Ao Sul21, Vilson Romero afirmou que, até então, a Anfip não tinha recebido nenhuma notificação e que não tinham conseguido comprovar a veracidade do encontro, mas ressaltou que a associação tinha denunciado a situação e recebido o apoio de mais de 100 entidades.

Romero diz, porém, que a Anfip passou a ser visada por se constituir em um dos raros contrapontos à defesa da necessidade de uma reforma previdenciária, uma vez que a maior parte dos grandes veículos de comunicação tem se posicionado favoravelmente e feito matérias com fontes que vão ao encontro dos interesses do Planalto. Segundo ele, a entidade já pediu, via Lei de Acesso à Informação, dados sobre quanto o governo federal gasta com a publicidade da reforma.

“Há um volume de verba publicitária muito elevado que resulta na massificação da mensagem. Queremos saber quanto estão custando os outdoors nas ruas, as placas nos aeroportos, as páginas inteiras na mídia impressa. Tudo isso é muito preocupante porque parece que só há um único lugar comum. Um discurso único. Inclusive nós só temos as redes sociais ou, a muito custo, também pagando para fazer as inserções”, afirma.

Há déficit?

Oficialmente, o governo federal afirma que a Previdência Social registrou, em 2016, déficit nominal de 149,7 bilhões, tendo arrecado R$ 364 bilhões (-6,4% ante 2015) e as despesas com benefícios somando R$ 515,9 bilhões (+6,6% em relação ao ano anterior). Desse déficit, R$ 46,8 bilhões diriam respeito à previdência urbana e R$ 105 bilhões à previdência rural.

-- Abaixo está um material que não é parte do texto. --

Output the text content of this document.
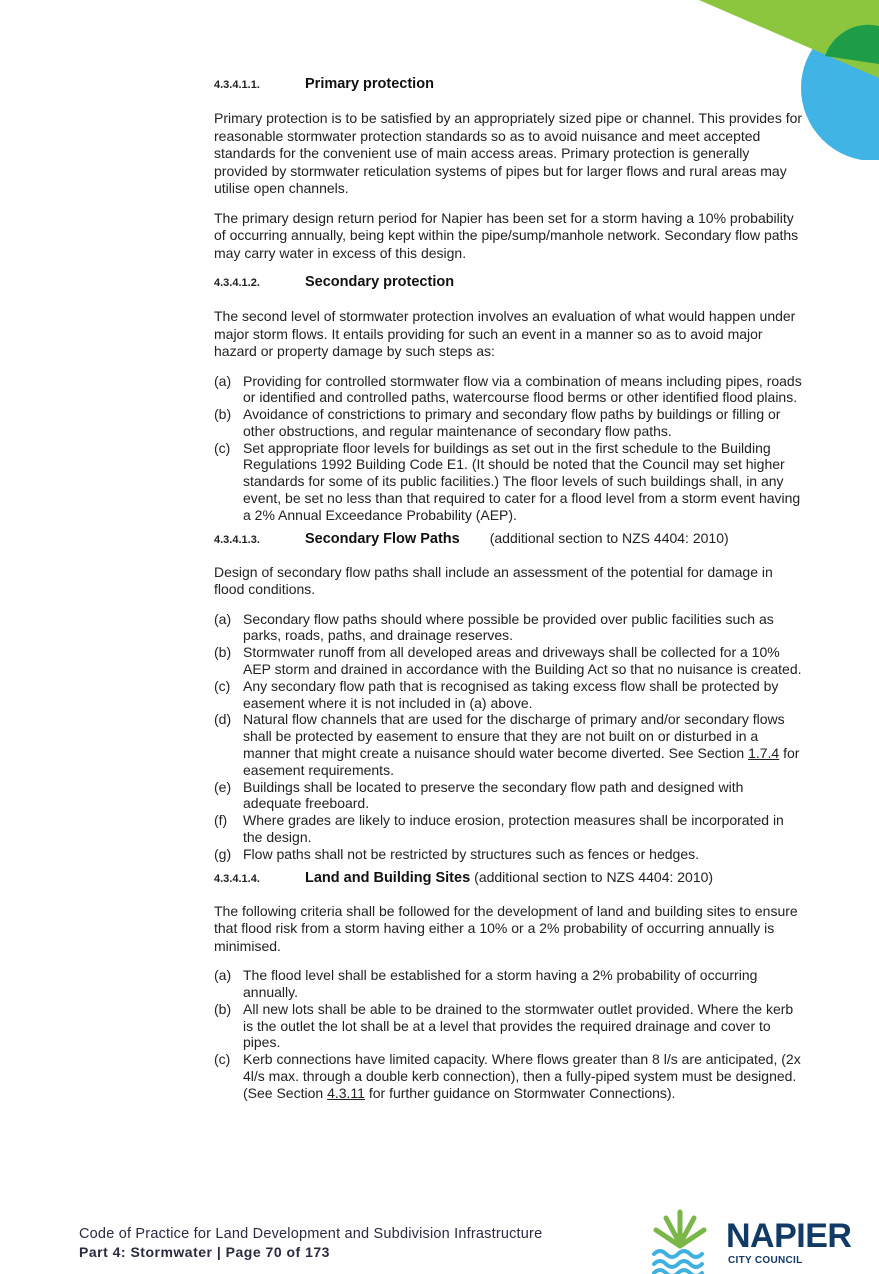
4.3.4.1.1.	Primary protection

Primary protection is to be satisfied by an appropriately sized pipe or channel. This provides for reasonable stormwater protection standards so as to avoid nuisance and meet accepted standards for the convenient use of main access areas. Primary protection is generally provided by stormwater reticulation systems of pipes but for larger flows and rural areas may utilise open channels.

The primary design return period for Napier has been set for a storm having a 10% probability of occurring annually, being kept within the pipe/sump/manhole network. Secondary flow paths may carry water in excess of this design.

4.3.4.1.2.	Secondary protection

The second level of stormwater protection involves an evaluation of what would happen under major storm flows. It entails providing for such an event in a manner so as to avoid major hazard or property damage by such steps as:

(a) Providing for controlled stormwater flow via a combination of means including pipes, roads or identified and controlled paths, watercourse flood berms or other identified flood plains.
(b) Avoidance of constrictions to primary and secondary flow paths by buildings or filling or other obstructions, and regular maintenance of secondary flow paths.
(c) Set appropriate floor levels for buildings as set out in the first schedule to the Building Regulations 1992 Building Code E1. (It should be noted that the Council may set higher standards for some of its public facilities.) The floor levels of such buildings shall, in any event, be set no less than that required to cater for a flood level from a storm event having a 2% Annual Exceedance Probability (AEP).
4.3.4.1.3.	Secondary Flow Paths (additional section to NZS 4404: 2010)

Design of secondary flow paths shall include an assessment of the potential for damage in flood conditions.

(a) Secondary flow paths should where possible be provided over public facilities such as parks, roads, paths, and drainage reserves.
(b) Stormwater runoff from all developed areas and driveways shall be collected for a 10% AEP storm and drained in accordance with the Building Act so that no nuisance is created.
(c) Any secondary flow path that is recognised as taking excess flow shall be protected by easement where it is not included in (a) above.
(d) Natural flow channels that are used for the discharge of primary and/or secondary flows shall be protected by easement to ensure that they are not built on or disturbed in a manner that might create a nuisance should water become diverted. See Section 1.7.4 for easement requirements.
(e) Buildings shall be located to preserve the secondary flow path and designed with adequate freeboard.
(f)	Where grades are likely to induce erosion, protection measures shall be incorporated in the design.
(g) Flow paths shall not be restricted by structures such as fences or hedges.
4.3.4.1.4.	Land and Building Sites (additional section to NZS 4404: 2010)

The following criteria shall be followed for the development of land and building sites to ensure that flood risk from a storm having either a 10% or a 2% probability of occurring annually is minimised.

(a) The flood level shall be established for a storm having a 2% probability of occurring annually.
(b) All new lots shall be able to be drained to the stormwater outlet provided. Where the kerb is the outlet the lot shall be at a level that provides the required drainage and cover to pipes.
(c) Kerb connections have limited capacity. Where flows greater than 8 l/s are anticipated, (2x 4l/s max. through a double kerb connection), then a fully-piped system must be designed. (See Section 4.3.11 for further guidance on Stormwater Connections).
Code of Practice for Land Development and Subdivision Infrastructure
Part 4: Stormwater | Page 70 of 173	NAPIER
CITY COUNCIL
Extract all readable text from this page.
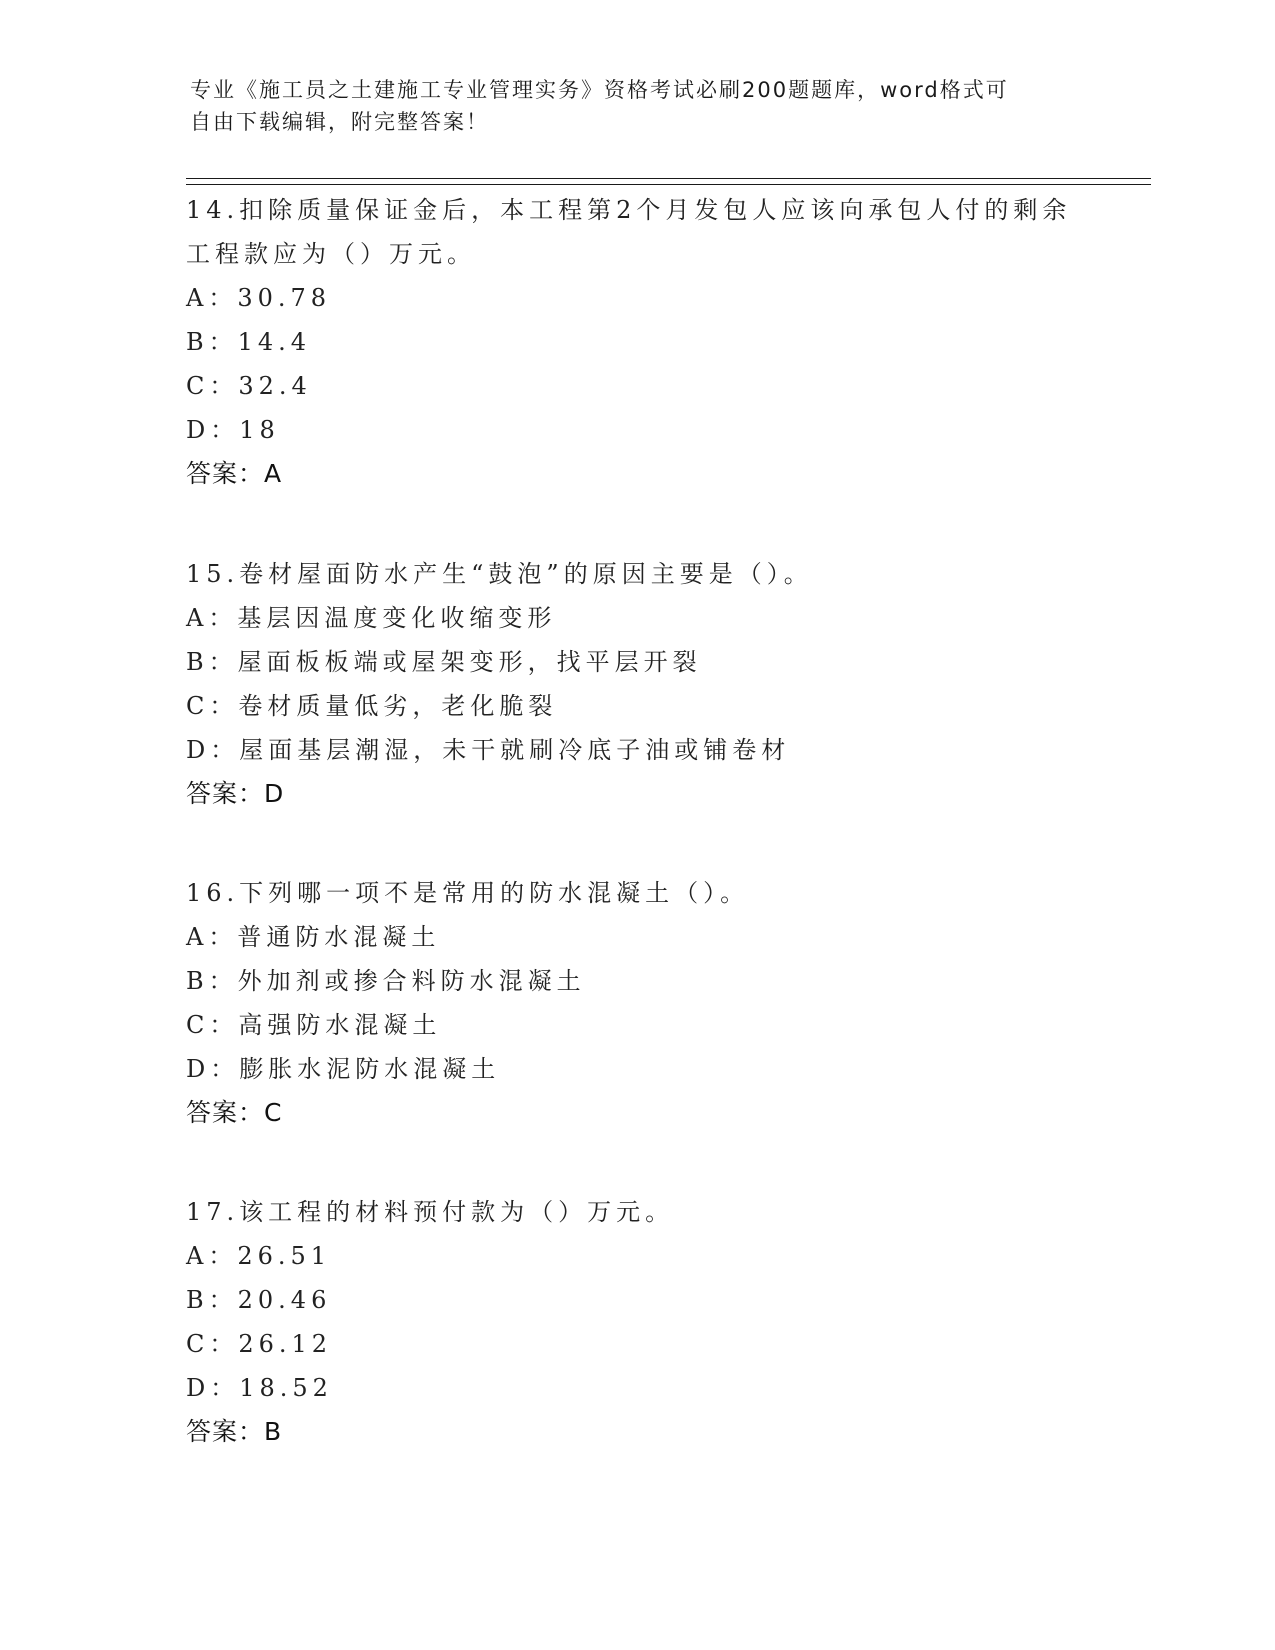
专业《施工员之土建施工专业管理实务》资格考试必刷200题题库，word格式可
自由下载编辑，附完整答案！

14.扣除质量保证金后，本工程第2个月发包人应该向承包人付的剩余

工程款应为（）万元。

A：30.78

B：14.4

C：32.4

D：18

答案：A

15.卷材屋面防水产生“鼓泡”的原因主要是（）。

A：基层因温度变化收缩变形

B：屋面板板端或屋架变形，找平层开裂

C：卷材质量低劣，老化脆裂

D：屋面基层潮湿，未干就刷冷底子油或铺卷材

答案：D

16.下列哪一项不是常用的防水混凝土（）。

A：普通防水混凝土

B：外加剂或掺合料防水混凝土

C：高强防水混凝土

D：膨胀水泥防水混凝土

答案：C

17.该工程的材料预付款为（）万元。

A：26.51

B：20.46

C：26.12

D：18.52

答案：B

Romero, no entanto, afirma que o governo “dá uma pedalada constitucional” e “faz contabilidade criativa” ao misturar despesas relativas às aposentadorias dos servidores civis e militares com outros programas sociais da seguridade social, como as áreas de saúde, assistência e previdência. Além disso, afirma que nunca foi criado um fundo para gerir os recursos arrecadados ao longo dos anos com as contribuições dos servidores. “Ao fazer essa confusão e jogar no colo da Previdência e própria seguridade esse desequilíbrio que há dos desgovernos seguidos, isso obviamente gera um resultado negativo”, afirma.

A Previdência é financiada com recursos das contribuições sobre a folha de salários dos trabalhadores empregados (contribuem tanto empregador quanto empregado); contribuição sobre a renda bruta das empresas (Cofins); Contribuição sobre o Lucro Líquido (CSLL); contribuição sobre a renda líquida dos concursos de prognósticos, excetuando-se os valores destinados ao Programa de Crédito Educativo; e outras de menor valor.

“Se analisarmos 2016, nessas receitas, o governo arrecadou R$ 700 bilhões e pagou benefícios na ordem de R$ 500 bilhões. Mesmo que a gente estime R$ 100 bilhões para a saúde e mais R$ 50 bilhões para assistência social, ainda vai sobrar dinheiro. Pode até conjunturalmente ter alguma dificuldade em 2016, mas, se pegarmos os últimos 20 anos, sempre sobra dinheiro e isso tem usado para outras finalidades, em especial, o pagamento de juros”, afirma Romero, acrescentando ainda que, conforme previsto no Orçamento da União de 2017, 44% dos gastos do governo federal serão destinados para o pagamento de juros e financiamento da dívida pública e 20% são referentes à Previdência Social. ” Onde está o problema?”, questiona.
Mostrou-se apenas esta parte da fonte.